I call my grandmother regularly. She is the last of her generation that I have left. It’s always exciting exchanging ideas with me and I really enjoy it. What she says often has a lasting effect and at the same time is truly inspiring. I think this is mainly due to her advanced age. She seems very calm and collected to me. She survived one husband and has devotedly cared for her for the past few years, as she previously bore him three children and raised them.

He spent his childhood in postwar Germany and parts of France. She got married early and moved from the big city to the small town. So she’s been through a lot. When we talk on the phone, we talk about everything that’s going on, how we’re doing, and what we think about it. With her, I can be honest and say what’s on my mind, even though I know I’m often alone, at least in our family. She accepts him and doesn’t judge him, on the contrary. Sometimes secretly she thinks the same way and laughs. I like that. She no longer has time for the superficial and she takes many things with humor; sometimes she is very sarcastic, but I find that particularly funny.

new normal

When we spoke on the phone last Sunday, we talked about the floods in North Rhine-Westphalia and Rhineland-Palatinate. He wanted to know if everyone is okay and who he’s talked to so far. Our family lives in some of the affected regions, among other places. She seemed very calm and had already accepted for herself that this is normal from now on and that we will experience more such storm catastrophes. Climate change is to blame, or rather: we humans are the ones who cause it.

I told him that for the last few days I had been thinking about how brave it really is to bring a child into the world. At least that’s how it feels to me. Maybe also because I’ve been feeling a little threatened for quite some time. Don’t get me wrong, nothing has been the same since the pandemic began. We have been living a new normality for 1.5 years, which is determined by the waves and the incidence figures. The headlines are dominated by Corona every day. It is exhausting and exhausting. Freedom to travel yes, freedom to travel no. Lock/off/transition lock… blah blah blah.

It’s so annoying and people can say that. Especially when you are self-employed, there is even less planning security and existential pressure. And many, many others feel the same or much worse. I am aware of that.

He was born in 1936. I was speechless. and now to think

What I really want to say: My grandmother got the idea and her conclusion was that she felt sorry for “my generation.” Because the pandemic, thanks to confinement, isolation and loneliness, has brought out the worst in many people. Society is -at least that’s how it feels on social networks- divided and people only attack, criticize, mock, insult and discuss everything to the death. I felt everyone against everyone. That’s really a shame, when we should be getting closer, especially in times of crisis.

Humans would have been able to observe this wonderfully again. The flood and its devastating consequences unleashed a wave of solidarity. My grandmother particularly emphasized that, the team spirit. Being alone all the time in fall/winter and spring was really torture for her, she missed her friends and us, her family. Many older people were like this and unfortunately it still is. Thanks to the vaccine, a certain normality has returned, while the news is already talking about the next wave in the fall.

Delta is coming!

And then the elections in September. The weather also has some surprises in store, as seen in Bavaria and Saxony over the weekend (July 18/19). Oh yeah, and neighboring countries like the Netherlands, Luxembourg, Belgium, and Switzerland are also affected. Not to mention the wildfires in the US and the tornadoes in the Czech Republic.

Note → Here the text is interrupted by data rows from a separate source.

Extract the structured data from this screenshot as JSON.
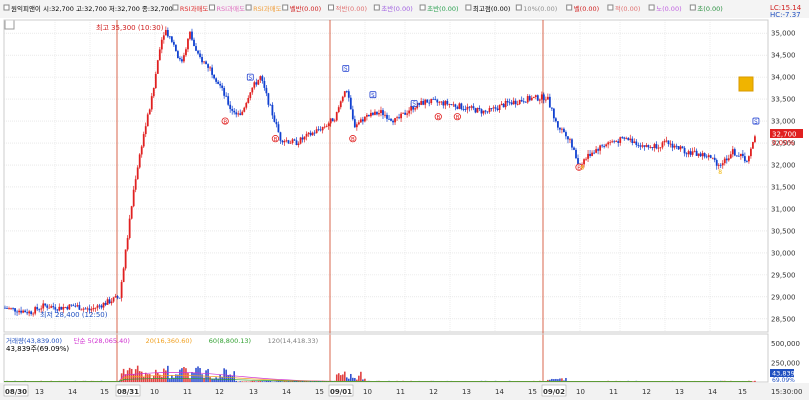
{
  "legend_top": [
    {
      "text": "원익피앤이 시:32,700 고:32,700 저:32,700 종:32,700",
      "color": "#000000"
    },
    {
      "text": "RSI과매도",
      "color": "#e03030"
    },
    {
      "text": "RSI과매도",
      "color": "#e070c0"
    },
    {
      "text": "RSI과매도",
      "color": "#f0a040"
    },
    {
      "text": "벨반(0.00)",
      "color": "#d02020"
    },
    {
      "text": "적반(0.00)",
      "color": "#e07070"
    },
    {
      "text": "초반(0.00)",
      "color": "#a060e0"
    },
    {
      "text": "초반(0.00)",
      "color": "#2aa050"
    },
    {
      "text": "최고점(0.00)",
      "color": "#000000"
    },
    {
      "text": "10%(0.00)",
      "color": "#909090"
    },
    {
      "text": "벨(0.00)",
      "color": "#d02020"
    },
    {
      "text": "적(0.00)",
      "color": "#e07070"
    },
    {
      "text": "노(0.00)",
      "color": "#c060e0"
    },
    {
      "text": "초(0.00)",
      "color": "#2a9040"
    }
  ],
  "corner": {
    "lc": "LC:15.14",
    "hc": "HC:-7.37"
  },
  "price_axis": {
    "ticks": [
      "35,000",
      "34,500",
      "34,000",
      "33,500",
      "33,000",
      "32,500",
      "32,000",
      "31,500",
      "31,000",
      "30,500",
      "30,000",
      "29,500",
      "29,000",
      "28,500"
    ],
    "tag_price": "32,700",
    "tag_pct": "0.00%"
  },
  "annotations": {
    "high": "최고 35,300 (10:30)",
    "low": "최저 28,400 (12:50)"
  },
  "volume_legend": {
    "items": [
      {
        "text": "거래량(43,839.00)",
        "color": "#2050c0"
      },
      {
        "text": "단순 5(28,065.40)",
        "color": "#d030d0"
      },
      {
        "text": "20(16,360.60)",
        "color": "#f0a020"
      },
      {
        "text": "60(8,800.13)",
        "color": "#30a030"
      },
      {
        "text": "120(14,418.33)",
        "color": "#808080"
      }
    ],
    "sub": "43,839주(69.09%)"
  },
  "volume_axis": {
    "ticks": [
      "500,000",
      "250,000"
    ],
    "tag": "43,839",
    "pct": "69.09%"
  },
  "time_axis": [
    "08/30",
    "13",
    "14",
    "15",
    "08/31",
    "10",
    "11",
    "12",
    "13",
    "14",
    "15",
    "09/01",
    "10",
    "11",
    "12",
    "13",
    "14",
    "15",
    "09/02",
    "10",
    "11",
    "12",
    "13",
    "14",
    "15",
    "15:30:00"
  ],
  "chart_data": {
    "type": "candlestick",
    "title": "원익피앤이",
    "ohlc": {
      "open": 32700,
      "high": 32700,
      "low": 32700,
      "close": 32700
    },
    "ylim": [
      28200,
      35300
    ],
    "y_ticks": [
      35000,
      34500,
      34000,
      33500,
      33000,
      32500,
      32000,
      31500,
      31000,
      30500,
      30000,
      29500,
      29000,
      28500
    ],
    "day_separators": [
      "08/31",
      "09/01",
      "09/02"
    ],
    "day_high": {
      "value": 35300,
      "time": "10:30"
    },
    "day_low": {
      "value": 28400,
      "time": "12:50"
    },
    "price_path": [
      {
        "t": 0,
        "p": 28750
      },
      {
        "t": 14,
        "p": 28700
      },
      {
        "t": 26,
        "p": 28650
      },
      {
        "t": 40,
        "p": 28800
      },
      {
        "t": 55,
        "p": 28750
      },
      {
        "t": 70,
        "p": 28800
      },
      {
        "t": 85,
        "p": 28700
      },
      {
        "t": 100,
        "p": 28850
      },
      {
        "t": 115,
        "p": 29000
      },
      {
        "t": 122,
        "p": 30200
      },
      {
        "t": 130,
        "p": 31600
      },
      {
        "t": 138,
        "p": 32600
      },
      {
        "t": 148,
        "p": 33600
      },
      {
        "t": 155,
        "p": 34700
      },
      {
        "t": 160,
        "p": 35100
      },
      {
        "t": 168,
        "p": 34800
      },
      {
        "t": 176,
        "p": 34300
      },
      {
        "t": 185,
        "p": 35000
      },
      {
        "t": 192,
        "p": 34500
      },
      {
        "t": 205,
        "p": 34200
      },
      {
        "t": 215,
        "p": 33800
      },
      {
        "t": 225,
        "p": 33300
      },
      {
        "t": 235,
        "p": 33100
      },
      {
        "t": 245,
        "p": 33700
      },
      {
        "t": 255,
        "p": 34000
      },
      {
        "t": 265,
        "p": 33300
      },
      {
        "t": 275,
        "p": 32600
      },
      {
        "t": 290,
        "p": 32500
      },
      {
        "t": 305,
        "p": 32700
      },
      {
        "t": 320,
        "p": 32900
      },
      {
        "t": 330,
        "p": 33100
      },
      {
        "t": 340,
        "p": 33800
      },
      {
        "t": 348,
        "p": 32900
      },
      {
        "t": 360,
        "p": 33100
      },
      {
        "t": 375,
        "p": 33200
      },
      {
        "t": 390,
        "p": 33000
      },
      {
        "t": 405,
        "p": 33300
      },
      {
        "t": 420,
        "p": 33450
      },
      {
        "t": 440,
        "p": 33400
      },
      {
        "t": 460,
        "p": 33300
      },
      {
        "t": 480,
        "p": 33200
      },
      {
        "t": 500,
        "p": 33400
      },
      {
        "t": 520,
        "p": 33500
      },
      {
        "t": 540,
        "p": 33550
      },
      {
        "t": 550,
        "p": 32900
      },
      {
        "t": 560,
        "p": 32700
      },
      {
        "t": 572,
        "p": 32000
      },
      {
        "t": 585,
        "p": 32300
      },
      {
        "t": 600,
        "p": 32500
      },
      {
        "t": 620,
        "p": 32600
      },
      {
        "t": 640,
        "p": 32400
      },
      {
        "t": 660,
        "p": 32500
      },
      {
        "t": 680,
        "p": 32300
      },
      {
        "t": 700,
        "p": 32200
      },
      {
        "t": 712,
        "p": 32000
      },
      {
        "t": 725,
        "p": 32300
      },
      {
        "t": 740,
        "p": 32100
      },
      {
        "t": 748,
        "p": 32700
      }
    ],
    "signal_markers": [
      {
        "t": 220,
        "p": 33000,
        "label": "B",
        "kind": "buy"
      },
      {
        "t": 245,
        "p": 34000,
        "label": "S",
        "kind": "sell"
      },
      {
        "t": 270,
        "p": 32600,
        "label": "B",
        "kind": "buy"
      },
      {
        "t": 340,
        "p": 34200,
        "label": "S",
        "kind": "sell"
      },
      {
        "t": 347,
        "p": 32600,
        "label": "B",
        "kind": "buy"
      },
      {
        "t": 367,
        "p": 33600,
        "label": "S",
        "kind": "sell"
      },
      {
        "t": 408,
        "p": 33400,
        "label": "S",
        "kind": "sell"
      },
      {
        "t": 432,
        "p": 33100,
        "label": "B",
        "kind": "buy"
      },
      {
        "t": 451,
        "p": 33100,
        "label": "B",
        "kind": "buy"
      },
      {
        "t": 572,
        "p": 31950,
        "label": "B",
        "kind": "buy"
      },
      {
        "t": 748,
        "p": 33000,
        "label": "S",
        "kind": "sell"
      }
    ],
    "volume": {
      "ylim": [
        0,
        600000
      ],
      "ticks": [
        500000,
        250000
      ],
      "last": 43839,
      "ma": {
        "ma5": 28065.4,
        "ma20": 16360.6,
        "ma60": 8800.13,
        "ma120": 14418.33
      }
    }
  },
  "colors": {
    "up": "#e02020",
    "down": "#1040d0",
    "separator": "#d04020",
    "grid": "#dcdcdc",
    "tag": "#e02020",
    "signal": "#f0b400"
  }
}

I used the acquaintances argument. “We are too many anyway, I won’t have children” smiled. When they ask me now if I’m not starting to think about having children, I usually answer: “How? I don’t even know when I’ll be able to travel again or see various people without pangs of conscience, let alone continue with my ‘normal old everyday life’.

She could understand that very well. She also said that she has lived her own life and is old, but she also realizes that nothing is certain right now. Kind of funny to hear from a woman who was born before World War II and spent her youth in a devastated country during reconstruction.